Café Allegro is a coffeeshop in University District. Its founder worked with Starbucks roasters to develop the original Starbucks espresso roast, which is darker than most other roasts but still lighter than the darkest roast. That espresso roast remains the standard Starbucks espresso offering, but it was developed for Café Allegro.

===Last Exit on Brooklyn===
The Last Exit on Brooklyn was a coffee house which opened in 1967 and closed in 2000. It was a gathering place for high-level chess players and intellectuals, and the proprietor worked to "create a haven where students and the benign crazies" were welcome and where "everyone felt equal and there were no sacred cows".

===Top Pot Doughnuts===
Top Pot Doughnuts was founded in 2002 on Capitol Hill as a pastry bakery which also roasts and sells coffee. It has since expanded to locations across the Puget Sound region and Dallas, Texas.
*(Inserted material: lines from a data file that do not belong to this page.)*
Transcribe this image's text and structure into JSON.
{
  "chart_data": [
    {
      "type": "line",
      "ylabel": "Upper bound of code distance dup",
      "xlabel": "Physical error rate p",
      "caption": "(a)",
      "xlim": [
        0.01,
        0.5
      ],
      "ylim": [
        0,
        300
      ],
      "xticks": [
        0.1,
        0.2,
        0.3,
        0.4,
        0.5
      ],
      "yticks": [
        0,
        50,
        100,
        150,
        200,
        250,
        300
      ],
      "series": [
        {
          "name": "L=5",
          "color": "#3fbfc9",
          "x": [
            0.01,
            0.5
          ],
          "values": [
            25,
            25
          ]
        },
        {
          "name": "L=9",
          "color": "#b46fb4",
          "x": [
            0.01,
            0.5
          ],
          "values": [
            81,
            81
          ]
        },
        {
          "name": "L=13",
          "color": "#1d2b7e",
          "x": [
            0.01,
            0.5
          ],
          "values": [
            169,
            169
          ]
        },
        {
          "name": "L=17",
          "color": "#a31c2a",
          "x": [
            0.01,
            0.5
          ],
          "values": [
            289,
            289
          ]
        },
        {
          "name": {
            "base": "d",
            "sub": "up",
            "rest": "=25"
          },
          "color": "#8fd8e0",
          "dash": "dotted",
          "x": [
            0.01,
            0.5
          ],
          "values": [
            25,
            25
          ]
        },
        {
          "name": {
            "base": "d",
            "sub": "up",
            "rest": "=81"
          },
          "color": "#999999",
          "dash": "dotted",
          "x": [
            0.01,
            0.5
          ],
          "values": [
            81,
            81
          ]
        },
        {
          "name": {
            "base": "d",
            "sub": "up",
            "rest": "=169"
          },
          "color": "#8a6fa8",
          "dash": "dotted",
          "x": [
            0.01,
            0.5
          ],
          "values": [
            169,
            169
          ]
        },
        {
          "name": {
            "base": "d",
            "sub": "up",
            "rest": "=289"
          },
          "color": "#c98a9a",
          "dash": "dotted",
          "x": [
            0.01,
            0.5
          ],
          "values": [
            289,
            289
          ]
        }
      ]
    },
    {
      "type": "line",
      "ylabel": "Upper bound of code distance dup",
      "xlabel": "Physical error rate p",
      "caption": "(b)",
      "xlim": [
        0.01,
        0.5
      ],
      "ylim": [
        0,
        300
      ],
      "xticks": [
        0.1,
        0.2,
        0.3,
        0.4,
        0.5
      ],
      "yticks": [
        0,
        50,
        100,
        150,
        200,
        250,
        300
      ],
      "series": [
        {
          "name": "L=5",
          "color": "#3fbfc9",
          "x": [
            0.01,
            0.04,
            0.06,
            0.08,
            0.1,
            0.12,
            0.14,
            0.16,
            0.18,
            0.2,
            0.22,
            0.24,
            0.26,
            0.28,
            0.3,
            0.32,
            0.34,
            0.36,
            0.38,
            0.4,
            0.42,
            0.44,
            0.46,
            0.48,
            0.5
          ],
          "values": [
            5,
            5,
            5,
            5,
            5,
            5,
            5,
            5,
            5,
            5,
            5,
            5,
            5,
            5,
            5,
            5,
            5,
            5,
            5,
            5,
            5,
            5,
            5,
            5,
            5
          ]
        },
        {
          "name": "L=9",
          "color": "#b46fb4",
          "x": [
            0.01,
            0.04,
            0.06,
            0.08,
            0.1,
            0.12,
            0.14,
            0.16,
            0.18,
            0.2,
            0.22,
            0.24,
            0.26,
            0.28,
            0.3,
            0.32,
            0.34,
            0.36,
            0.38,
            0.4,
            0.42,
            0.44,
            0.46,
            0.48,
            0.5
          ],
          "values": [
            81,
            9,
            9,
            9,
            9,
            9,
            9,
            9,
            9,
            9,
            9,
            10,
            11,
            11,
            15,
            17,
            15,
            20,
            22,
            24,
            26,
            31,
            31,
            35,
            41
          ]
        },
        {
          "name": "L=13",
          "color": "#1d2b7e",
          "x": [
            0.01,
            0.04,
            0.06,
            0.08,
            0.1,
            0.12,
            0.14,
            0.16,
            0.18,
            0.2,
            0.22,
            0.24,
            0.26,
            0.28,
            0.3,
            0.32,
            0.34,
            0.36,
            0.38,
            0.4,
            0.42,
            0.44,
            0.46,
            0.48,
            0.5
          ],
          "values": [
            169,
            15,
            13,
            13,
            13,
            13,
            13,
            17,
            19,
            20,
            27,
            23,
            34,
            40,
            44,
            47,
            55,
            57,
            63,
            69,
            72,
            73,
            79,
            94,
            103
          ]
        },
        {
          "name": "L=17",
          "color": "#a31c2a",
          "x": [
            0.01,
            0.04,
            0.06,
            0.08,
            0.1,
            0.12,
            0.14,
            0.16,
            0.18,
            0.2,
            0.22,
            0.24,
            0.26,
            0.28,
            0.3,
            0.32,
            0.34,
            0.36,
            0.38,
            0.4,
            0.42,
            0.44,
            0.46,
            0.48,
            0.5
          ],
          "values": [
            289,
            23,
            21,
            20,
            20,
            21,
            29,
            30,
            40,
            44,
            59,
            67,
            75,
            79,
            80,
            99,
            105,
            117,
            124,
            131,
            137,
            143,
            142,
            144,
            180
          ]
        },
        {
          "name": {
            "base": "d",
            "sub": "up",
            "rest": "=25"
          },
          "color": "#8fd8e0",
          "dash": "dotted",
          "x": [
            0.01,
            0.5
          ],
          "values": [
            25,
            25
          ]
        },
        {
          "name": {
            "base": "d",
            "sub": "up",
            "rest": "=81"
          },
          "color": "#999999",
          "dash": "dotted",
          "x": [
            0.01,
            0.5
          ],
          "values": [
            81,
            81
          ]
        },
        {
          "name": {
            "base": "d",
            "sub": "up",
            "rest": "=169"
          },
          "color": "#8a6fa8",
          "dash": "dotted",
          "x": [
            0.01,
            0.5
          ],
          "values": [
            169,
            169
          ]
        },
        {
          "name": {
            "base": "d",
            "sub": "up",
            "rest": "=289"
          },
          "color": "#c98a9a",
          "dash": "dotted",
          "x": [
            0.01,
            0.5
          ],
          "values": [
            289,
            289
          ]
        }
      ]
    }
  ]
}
====Bauhaus Coffee and Books====
A precursor to Top Pot Doughnuts; Bauhaus Strong Coffee was founded on October 5, 1993, and is notable for an unusual coffeehouse space design, which the Top Pot Doughnuts co-founders later applied to its design. While the original location closed on October 5, 2013, a new Capitol Hill location later opened that year, following two new locations in Ballard and Green Lake. All three were closed abruptly on December 13, 2015. Owner Joel Radin filed bankruptcy in February 2017.

==Coffee technology==
In 2007 the Coffee Equipment Company released a product called the Clover, which was a machine which brewed coffee one cup at a time. The company was acquired by Starbucks who now produces the Clover.

==Coffee events==
Coffee: World in your Cup is the name of an exhibition and community series which premiered in Seattle through most of 2009 at the Burke Museum. The exhibition includes displays of equipment at the museum and a lecture series with talks in various locations wherein experts talk about aspects of the coffee industry.

The World Barista Championship was held in Seattle in April 2015. The competition, and its winner Sasa Sestic, were the subject of a documentary film The Coffee Man.

==Seattle coffee in popular culture==
In the NBC series Frasier, the characters are often seen drinking coffee at the fictional Café Nervosa, which is said to have been inspired by the real-life Elliott Bay Book Company.

In The Sopranos, two episodes featured coffee shops based on Starbucks. "Our Cafe du jour is New Zealand Peaberry", says a barista, as Paulie Walnuts bemoans the acquisition of Italian coffee culture.